O Martírio das Lagostas
Quando se vêm lagostas em aquários de restaurantes, normalmente têm as pinças presas com elásticos e juntam-se em grupo num dos cantos do aquário.
A razão para estarem juntas é que no seu habitat natural não têm muita luz devido à profundidade e, como tal, tentam proteger-se dessa forma.
Elas, porém, não gostam de estar juntas e se as forçam a isso, atacam-se mutuamente. Então colocam-lhes uns elásticos nas pinças, supostamente para lhes reduzir o stress.
Imagine-se preso numa cela, com um foco de luz intensa que o encandeia e de braços atados. Qual seria o seu nível de stress? Elevado presumo!... Ainda por cima com oxigenação forçada pela bomba de bolinhas borbulhantes, devem estar com um speed maior do que o do Armstrong.
Sento-me num restaurante que reabriu há pouco e que tem como pano de fundo um aquário deste tipo.
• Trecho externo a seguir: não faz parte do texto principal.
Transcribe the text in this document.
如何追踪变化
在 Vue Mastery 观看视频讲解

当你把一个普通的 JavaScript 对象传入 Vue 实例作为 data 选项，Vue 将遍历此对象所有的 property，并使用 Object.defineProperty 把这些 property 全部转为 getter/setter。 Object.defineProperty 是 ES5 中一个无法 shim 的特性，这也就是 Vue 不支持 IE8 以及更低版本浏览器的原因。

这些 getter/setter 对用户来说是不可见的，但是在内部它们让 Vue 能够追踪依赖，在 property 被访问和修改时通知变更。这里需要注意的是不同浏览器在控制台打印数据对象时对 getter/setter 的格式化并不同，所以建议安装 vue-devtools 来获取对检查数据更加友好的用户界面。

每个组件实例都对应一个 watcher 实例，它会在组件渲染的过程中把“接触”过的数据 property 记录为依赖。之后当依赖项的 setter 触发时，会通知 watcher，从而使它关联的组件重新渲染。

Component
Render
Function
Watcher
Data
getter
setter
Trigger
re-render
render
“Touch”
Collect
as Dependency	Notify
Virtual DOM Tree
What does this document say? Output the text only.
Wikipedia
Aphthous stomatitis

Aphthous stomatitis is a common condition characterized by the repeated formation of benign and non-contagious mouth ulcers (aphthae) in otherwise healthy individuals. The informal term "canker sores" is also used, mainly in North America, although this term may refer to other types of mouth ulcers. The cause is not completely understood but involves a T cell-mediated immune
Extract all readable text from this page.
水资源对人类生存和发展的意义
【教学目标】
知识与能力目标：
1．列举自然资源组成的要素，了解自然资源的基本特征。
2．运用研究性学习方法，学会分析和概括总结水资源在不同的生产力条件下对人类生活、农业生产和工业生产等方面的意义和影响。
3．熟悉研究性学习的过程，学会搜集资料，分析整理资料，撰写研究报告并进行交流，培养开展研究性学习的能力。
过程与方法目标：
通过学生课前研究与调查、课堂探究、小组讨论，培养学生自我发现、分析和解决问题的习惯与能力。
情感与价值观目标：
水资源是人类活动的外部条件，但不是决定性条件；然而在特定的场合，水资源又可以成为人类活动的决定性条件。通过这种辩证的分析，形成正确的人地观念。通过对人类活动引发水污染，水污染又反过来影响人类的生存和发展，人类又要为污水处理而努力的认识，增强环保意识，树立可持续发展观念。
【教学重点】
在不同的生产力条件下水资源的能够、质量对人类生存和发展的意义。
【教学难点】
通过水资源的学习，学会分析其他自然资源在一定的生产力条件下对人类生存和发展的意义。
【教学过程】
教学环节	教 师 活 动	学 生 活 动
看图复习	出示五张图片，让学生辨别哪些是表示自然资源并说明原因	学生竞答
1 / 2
Olho para estes e outros crustáceos que ali encontraram um alojamento de ocasião.
Bendigo o facto de já não precisar de usar transportes públicos para ir trabalhar, de não ter de ficar fechado num cubículo o dia inteiro, de não ter reuniões forçadas com um elevado nível de stress (em que os meus braços por não terem elásticos, se dobravam de todas as formas possíveis e imaginárias) e de poder agora respirar o ar que quero.
Pois, nessa altura, não recebia bolinhas de oxigénio, mas, estava exposto a um ar condicionado que me provocava tosse, me secava as membranas nasais e me causava prurido intenso na pele ... logo a mim, que até tenho pele de lagosta!...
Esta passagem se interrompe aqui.